On reading her note and that of commentors, to say that I was surprised would be an understatement. Both male and female commentors seemed to agree. Among the comments were ‘long live chivalry’, ‘like to feel pampered’, and ‘A Man Who Lets Women Pay Is Not Man Enough’ (this last one, from a guy).
I placed a note there that I disagreed, but FB didn’t seem like the place to get into a long discussion. Hence this post…
I do have a major problem with the whole idea of chivalry, of which expecting men to pay is one. This doesn’t mean that I’ve never let a man pay for a coffee or lunch. Sure, I have, but on the other hand, I’ve also footed mine and his bill a number of times, and I don’t see why not.

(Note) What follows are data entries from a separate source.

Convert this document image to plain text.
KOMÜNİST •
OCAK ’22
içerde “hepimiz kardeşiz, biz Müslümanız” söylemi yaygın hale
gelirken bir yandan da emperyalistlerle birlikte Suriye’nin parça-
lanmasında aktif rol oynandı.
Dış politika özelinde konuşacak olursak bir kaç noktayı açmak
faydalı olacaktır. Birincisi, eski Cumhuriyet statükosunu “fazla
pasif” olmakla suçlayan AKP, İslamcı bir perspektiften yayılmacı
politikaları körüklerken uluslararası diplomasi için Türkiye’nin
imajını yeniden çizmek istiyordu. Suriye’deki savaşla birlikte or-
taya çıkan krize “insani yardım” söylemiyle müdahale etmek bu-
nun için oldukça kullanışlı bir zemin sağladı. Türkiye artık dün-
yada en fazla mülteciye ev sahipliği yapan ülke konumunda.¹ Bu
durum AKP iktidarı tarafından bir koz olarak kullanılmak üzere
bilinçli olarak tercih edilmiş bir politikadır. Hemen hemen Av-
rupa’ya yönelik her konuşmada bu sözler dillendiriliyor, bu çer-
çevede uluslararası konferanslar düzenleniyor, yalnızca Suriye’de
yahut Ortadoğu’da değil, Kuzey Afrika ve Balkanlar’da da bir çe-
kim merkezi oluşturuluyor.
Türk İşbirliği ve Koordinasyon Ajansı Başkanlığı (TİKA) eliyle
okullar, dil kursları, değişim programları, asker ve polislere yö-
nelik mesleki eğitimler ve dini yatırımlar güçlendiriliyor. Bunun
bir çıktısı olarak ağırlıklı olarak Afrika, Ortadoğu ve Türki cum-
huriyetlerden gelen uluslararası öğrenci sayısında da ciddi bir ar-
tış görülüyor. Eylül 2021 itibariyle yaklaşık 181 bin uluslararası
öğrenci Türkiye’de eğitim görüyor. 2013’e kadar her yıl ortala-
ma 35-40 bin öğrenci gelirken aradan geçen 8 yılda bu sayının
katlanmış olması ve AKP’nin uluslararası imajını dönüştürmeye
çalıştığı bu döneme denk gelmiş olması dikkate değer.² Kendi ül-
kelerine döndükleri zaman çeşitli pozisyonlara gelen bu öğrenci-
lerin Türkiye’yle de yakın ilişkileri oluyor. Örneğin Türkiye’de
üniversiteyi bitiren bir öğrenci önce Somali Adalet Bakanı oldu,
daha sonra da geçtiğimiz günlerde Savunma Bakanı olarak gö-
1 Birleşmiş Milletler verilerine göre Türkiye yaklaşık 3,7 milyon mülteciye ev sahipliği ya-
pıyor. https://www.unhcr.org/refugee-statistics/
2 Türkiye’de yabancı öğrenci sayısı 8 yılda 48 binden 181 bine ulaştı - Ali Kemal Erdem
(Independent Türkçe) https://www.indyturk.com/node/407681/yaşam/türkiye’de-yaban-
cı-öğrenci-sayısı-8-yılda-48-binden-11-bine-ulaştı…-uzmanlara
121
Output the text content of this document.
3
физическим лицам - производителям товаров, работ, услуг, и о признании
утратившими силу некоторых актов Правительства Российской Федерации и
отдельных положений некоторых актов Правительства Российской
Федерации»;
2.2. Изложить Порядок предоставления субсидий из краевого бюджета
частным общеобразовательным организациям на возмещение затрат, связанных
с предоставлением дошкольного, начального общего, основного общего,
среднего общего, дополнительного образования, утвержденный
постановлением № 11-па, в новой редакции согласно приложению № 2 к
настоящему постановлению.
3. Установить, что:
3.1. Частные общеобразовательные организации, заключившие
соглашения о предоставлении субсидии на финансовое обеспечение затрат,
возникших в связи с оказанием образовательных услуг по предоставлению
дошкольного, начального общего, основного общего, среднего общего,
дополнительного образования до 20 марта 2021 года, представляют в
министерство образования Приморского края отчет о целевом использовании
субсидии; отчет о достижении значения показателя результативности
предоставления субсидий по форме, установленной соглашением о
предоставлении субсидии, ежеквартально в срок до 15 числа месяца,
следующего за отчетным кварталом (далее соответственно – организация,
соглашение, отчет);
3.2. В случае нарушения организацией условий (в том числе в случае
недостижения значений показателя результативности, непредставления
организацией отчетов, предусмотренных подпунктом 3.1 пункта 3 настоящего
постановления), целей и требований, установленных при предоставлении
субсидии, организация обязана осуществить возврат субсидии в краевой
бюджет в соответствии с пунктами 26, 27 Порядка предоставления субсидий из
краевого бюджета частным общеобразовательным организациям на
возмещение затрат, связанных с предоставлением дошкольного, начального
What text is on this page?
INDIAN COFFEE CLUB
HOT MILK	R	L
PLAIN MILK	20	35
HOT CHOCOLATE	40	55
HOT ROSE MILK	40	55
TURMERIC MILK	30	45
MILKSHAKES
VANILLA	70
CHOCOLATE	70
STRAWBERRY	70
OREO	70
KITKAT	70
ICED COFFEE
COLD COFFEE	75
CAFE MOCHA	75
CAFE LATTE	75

To me, chivalry is part of the whole big idea of what a man should do and what a woman should do - in short the rigid codification of social rules for men and women. A man must pay, a woman should never. If we are sweeping away such rigidity in every other area of life, why persist here?
This rule made sense in an age when women rarely ever had their own money; naturally, men had to pay. Today, when I earn as well as most men of my acquaintance, I don’t see why anyone else should necessarily pay for me. Pampering doesn’t come into it - of course, most people like to be pampered once in a while, but that doesn’t mean you never pay for any meal with a guy. Plus, many such meals/coffees could be with guys I only know peripherally - I don’t see why they need to pamper me.
Expecting a guy to always foot the bill is also unfair - what if the guy is low on cash at the end of the month? Will he not feel uncomfortable saying that? In any case, it’s his hard-earned money too - why does he have to spend it on me?
Expecting a guy to foot the bill always is to me like expecting a guy to open the door or give up his seat for me. I don’t want special treatment because I’m a woman, but I do want courteous treatment as everyone in a civilized society should expect. Which means, everybody, male or female should offer a seat to a pregnant woman, disabled women and men, old women and old men.
I see some disconnect with demanding equality if we are not going to also take up an equal share of responsibilities. Mind, I don’t mean one has to strictly divide the bill into two each time - but, you get the general idea!